Session 1: Dattatreya: An Introduction
Dattatreya is a Puranic deity, in origin a Tantric antinomian yogin later sanitized and adapted to the devotional milieu of the Puranas. Significant Puranic loci are Bhagavata Purana 1.3.11, 11.7.24-11.9.33 and Märkandeya Purana chapters 17-19, 37-43. The mythical accounts present him as the son of the rsi Atri and of his wife Anasūyā. The vaişnava character of the deity is intertwined with antinomian traits and from its inception Dattatreya’s theology appears as an inextricable mixture of vaisnava and śaiva elements. Although Dattatreya’s presence is traceable even in Nepal, his heartland is the Marāṭhī cultural area. The oldest testimony of his presence is in the literature of the Mahanubhāvs, a monastic community conceived as heterodox by Brahmanical authorities. The Gurucaritra, which began “The Tradition of Datta [Followers],” emphasizes Brāhmanical ritual orthodoxy in an effort to counter Islamic dominance and Tantric excesses. On the whole, the Dattatreya movement exhibits ambivalent traits. On the one hand, it expresses an integrative spirituality that accommodates even Islamic tenets, while on the other, it is the catalyst of Brahmanical pride and of an assertive ritual orthodoxy.

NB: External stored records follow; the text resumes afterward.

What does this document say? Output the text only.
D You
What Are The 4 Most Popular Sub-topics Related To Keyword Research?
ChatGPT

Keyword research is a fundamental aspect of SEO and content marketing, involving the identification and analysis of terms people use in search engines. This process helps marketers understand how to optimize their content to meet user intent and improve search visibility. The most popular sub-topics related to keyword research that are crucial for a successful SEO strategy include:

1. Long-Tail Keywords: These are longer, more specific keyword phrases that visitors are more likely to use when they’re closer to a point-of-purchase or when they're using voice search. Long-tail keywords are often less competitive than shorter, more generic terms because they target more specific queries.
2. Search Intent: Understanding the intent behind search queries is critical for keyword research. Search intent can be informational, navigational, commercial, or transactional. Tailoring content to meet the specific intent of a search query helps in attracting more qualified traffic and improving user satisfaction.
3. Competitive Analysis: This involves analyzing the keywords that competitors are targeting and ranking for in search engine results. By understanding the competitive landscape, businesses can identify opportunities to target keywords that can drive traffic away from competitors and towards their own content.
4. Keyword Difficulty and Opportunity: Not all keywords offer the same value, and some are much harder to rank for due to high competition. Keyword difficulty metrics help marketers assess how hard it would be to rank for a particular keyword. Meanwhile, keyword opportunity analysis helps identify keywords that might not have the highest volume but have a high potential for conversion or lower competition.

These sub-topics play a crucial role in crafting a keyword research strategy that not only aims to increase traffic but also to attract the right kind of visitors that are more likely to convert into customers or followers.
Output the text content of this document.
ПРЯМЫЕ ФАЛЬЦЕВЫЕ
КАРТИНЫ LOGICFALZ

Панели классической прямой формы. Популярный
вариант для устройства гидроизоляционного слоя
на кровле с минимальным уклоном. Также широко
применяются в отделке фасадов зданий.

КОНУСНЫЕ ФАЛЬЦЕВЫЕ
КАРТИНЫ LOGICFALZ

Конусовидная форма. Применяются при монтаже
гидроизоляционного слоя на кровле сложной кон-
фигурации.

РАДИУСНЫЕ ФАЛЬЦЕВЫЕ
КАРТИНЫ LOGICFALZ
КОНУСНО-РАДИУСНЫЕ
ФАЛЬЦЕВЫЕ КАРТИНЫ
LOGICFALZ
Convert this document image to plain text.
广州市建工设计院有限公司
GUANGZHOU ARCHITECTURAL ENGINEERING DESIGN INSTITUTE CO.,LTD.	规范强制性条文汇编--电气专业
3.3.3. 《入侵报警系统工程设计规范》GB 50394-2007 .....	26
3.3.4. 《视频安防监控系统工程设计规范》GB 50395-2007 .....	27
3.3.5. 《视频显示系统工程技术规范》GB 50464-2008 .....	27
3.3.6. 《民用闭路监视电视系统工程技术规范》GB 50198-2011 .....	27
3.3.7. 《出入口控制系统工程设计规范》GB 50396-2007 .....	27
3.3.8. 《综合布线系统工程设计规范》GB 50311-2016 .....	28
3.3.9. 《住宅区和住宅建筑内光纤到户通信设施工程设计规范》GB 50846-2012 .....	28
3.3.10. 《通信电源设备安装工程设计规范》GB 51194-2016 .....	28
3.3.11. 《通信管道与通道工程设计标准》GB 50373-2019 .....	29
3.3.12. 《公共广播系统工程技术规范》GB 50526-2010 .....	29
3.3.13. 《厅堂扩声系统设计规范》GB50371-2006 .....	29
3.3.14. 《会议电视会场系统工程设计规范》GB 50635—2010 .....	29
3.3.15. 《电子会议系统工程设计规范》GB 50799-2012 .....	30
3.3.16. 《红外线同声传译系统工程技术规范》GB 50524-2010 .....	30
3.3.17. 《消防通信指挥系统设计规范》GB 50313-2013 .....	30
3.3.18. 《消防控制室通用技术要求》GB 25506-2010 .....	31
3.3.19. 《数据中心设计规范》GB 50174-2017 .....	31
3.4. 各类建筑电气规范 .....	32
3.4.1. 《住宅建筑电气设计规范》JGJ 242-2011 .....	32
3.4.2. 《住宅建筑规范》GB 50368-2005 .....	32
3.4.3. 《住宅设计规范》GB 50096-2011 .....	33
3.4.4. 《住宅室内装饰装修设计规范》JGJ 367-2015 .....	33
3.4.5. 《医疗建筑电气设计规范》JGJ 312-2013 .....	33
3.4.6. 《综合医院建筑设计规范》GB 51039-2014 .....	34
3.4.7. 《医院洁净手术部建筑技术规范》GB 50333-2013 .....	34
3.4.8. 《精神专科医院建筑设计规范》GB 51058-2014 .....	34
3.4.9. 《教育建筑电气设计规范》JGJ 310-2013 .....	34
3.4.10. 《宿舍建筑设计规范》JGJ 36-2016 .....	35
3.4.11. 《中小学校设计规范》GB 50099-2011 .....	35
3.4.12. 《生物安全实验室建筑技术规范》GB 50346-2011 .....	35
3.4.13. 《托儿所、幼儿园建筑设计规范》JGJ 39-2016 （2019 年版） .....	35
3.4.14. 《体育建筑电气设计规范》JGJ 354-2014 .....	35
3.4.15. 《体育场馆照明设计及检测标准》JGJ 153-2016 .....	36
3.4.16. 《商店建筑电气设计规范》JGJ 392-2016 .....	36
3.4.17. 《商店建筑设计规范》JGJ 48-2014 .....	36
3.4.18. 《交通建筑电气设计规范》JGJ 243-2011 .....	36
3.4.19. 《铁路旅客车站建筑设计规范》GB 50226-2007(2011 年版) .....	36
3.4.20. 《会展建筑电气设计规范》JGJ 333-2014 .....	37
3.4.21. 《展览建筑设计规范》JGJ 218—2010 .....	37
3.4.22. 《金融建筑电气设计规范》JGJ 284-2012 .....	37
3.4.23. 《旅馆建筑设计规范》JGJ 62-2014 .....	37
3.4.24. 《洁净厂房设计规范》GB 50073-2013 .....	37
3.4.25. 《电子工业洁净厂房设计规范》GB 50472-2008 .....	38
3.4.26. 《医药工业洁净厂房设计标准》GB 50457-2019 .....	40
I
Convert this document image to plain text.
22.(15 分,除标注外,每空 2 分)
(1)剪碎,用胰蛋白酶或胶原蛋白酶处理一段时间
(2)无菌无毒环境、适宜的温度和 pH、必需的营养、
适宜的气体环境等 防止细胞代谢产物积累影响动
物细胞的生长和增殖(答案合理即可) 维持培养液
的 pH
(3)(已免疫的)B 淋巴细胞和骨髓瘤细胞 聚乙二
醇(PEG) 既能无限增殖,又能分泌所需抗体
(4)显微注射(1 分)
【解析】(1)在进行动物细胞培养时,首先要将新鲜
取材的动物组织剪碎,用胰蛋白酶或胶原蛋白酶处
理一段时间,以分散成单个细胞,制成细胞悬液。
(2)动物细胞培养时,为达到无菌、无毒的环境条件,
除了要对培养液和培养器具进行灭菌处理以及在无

Session 2: Configuring the Great Experience
The synthesis of spiritual conceptualizations with empirical or worldly knowledge has historically been integral to the continual renegotiation and reconfigurations of ideas concerning the self, the world, and society. In the context of (late) medieval Western India (precisely the Marathi-speaking region), the prominent ideas emerging from religious and philosophical discourses significantly informed the collective socio-spiritual and politico-spiritual imaginaries, which in turn played a pivotal role in shaping the cultural and political consciousness of the modern Marathi religious public sphere. In this talk, I explore the significance of notions related to cultural, political, and spiritual constructions of the self and the sect/society as articulated within the Mahānubhāva sampradaya. I examine how these ideas contributed to the formation and evolution of early modern, modern, and contemporary conceptions of ‘Marathiness’ and ‘Hinduness’ in the Marathi-speaking public domain, with a brief reference to Bhalchandra Nemade’s vision of Deśīvāda.